### Делаем Quantization Aware Training. Используем готовый трейнплуп от pytorch

In [1]:
import datetime
import os
import pickle
import time
from copy import deepcopy
from pathlib import Path

import torch
import torch.utils.data
from torch import nn
from torch.ao.quantization.quantize_fx import convert_fx
from torch.ao.quantization.quantize_fx import fuse_fx
from torch.optim.lr_scheduler import PolynomialLR
from torchvision.models.segmentation import DeepLabV3_MobileNet_V3_Large_Weights, deeplabv3_mobilenet_v3_large
from tqdm import tqdm

import utils
from quantization_utils.fake_quantization import fake_quantization
from quantization_utils.static_quantization import quantize_static
from train import evaluate
from train import get_dataset
from train import train_one_epoch

  from .autonotebook import tqdm as notebook_tqdm


### Тут берём из train.py скрипт main() и вытаскиваем трейн луп

In [2]:
def criterion(inputs, target):
    losses = {}
    for name, x in inputs.items():
        losses[name] = nn.functional.cross_entropy(x, target, ignore_index=255)

    if len(losses) == 1:
        return losses["out"]

    return losses["out"] + 0.5 * losses["aux"]

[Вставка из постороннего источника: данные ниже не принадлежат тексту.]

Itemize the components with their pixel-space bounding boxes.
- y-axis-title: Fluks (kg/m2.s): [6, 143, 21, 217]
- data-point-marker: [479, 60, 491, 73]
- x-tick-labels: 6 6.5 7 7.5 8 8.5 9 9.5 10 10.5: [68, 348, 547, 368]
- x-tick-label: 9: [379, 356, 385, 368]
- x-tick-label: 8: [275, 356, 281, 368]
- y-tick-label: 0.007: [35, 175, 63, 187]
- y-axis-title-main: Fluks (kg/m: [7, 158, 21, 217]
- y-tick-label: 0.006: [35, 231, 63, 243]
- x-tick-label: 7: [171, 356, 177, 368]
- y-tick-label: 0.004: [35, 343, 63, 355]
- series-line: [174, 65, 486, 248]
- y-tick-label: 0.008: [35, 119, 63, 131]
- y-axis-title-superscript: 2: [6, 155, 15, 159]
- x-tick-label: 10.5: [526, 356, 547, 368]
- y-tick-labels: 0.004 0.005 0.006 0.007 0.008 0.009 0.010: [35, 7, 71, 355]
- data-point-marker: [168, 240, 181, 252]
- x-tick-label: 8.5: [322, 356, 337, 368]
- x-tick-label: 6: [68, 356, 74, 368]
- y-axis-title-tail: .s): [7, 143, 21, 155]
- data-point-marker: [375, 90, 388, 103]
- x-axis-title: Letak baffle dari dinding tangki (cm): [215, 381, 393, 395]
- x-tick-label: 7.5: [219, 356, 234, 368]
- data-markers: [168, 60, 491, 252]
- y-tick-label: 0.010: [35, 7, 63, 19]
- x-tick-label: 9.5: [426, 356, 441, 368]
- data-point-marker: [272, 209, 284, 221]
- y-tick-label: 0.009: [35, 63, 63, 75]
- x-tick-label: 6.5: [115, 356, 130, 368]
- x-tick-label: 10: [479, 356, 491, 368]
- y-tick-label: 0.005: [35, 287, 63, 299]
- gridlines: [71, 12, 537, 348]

def train_one_epoch(student_model, teacher_model, criterion, optimizer, data_loader, lr_scheduler, device, epoch, print_freq, scaler=None):
    base_k = 0.5
    KD_k = 0.5

    student_model.train()
    metric_logger = utils.MetricLogger(delimiter="  ")
    metric_logger.add_meter("lr", utils.SmoothedValue(window_size=1, fmt="{value}"))
    header = f"Epoch: [{epoch}]"
    for image, target in metric_logger.log_every(data_loader, print_freq, header):
        image, target = image.to(device), target.to(device)
        with torch.cuda.amp.autocast(enabled=scaler is not None):
            student_out = student_model(image)
            if teacher_model is not None:
                teacher_out = teacher_model(image)
                #KD with last layer logits
                KDloss1 = nn.functional.mse_loss(student_out['out'], teacher_out['out'])
                #Lets use also auxilary loss in KD
                KDloss2 = nn.functional.mse_loss(student_out['aux'], teacher_out['aux'])
                KDloss = KDloss1 + 0.5*KDloss2
            else:
                KDloss = 0
            loss = base_k*criterion(student_out, target) + KD_k*KDloss

        optimizer.zero_grad()
        if scaler is not None:
            scaler.scale(loss).backward()
            scaler.step(optimizer)
            scaler.update()
        else:
            loss.backward()
            optimizer.step()

        lr_scheduler.step()

        metric_logger.update(loss=loss.item(), lr=optimizer.param_groups[0]["lr"])

In [3]:
def train(student_model, teacher_model, args):

    if args.output_dir:
        utils.mkdir(args.output_dir)

    utils.init_distributed_mode(args)

    device = torch.device(args.device)

    #torch.backends.cudnn.benchmark = False
    #torch.use_deterministic_algorithms(True)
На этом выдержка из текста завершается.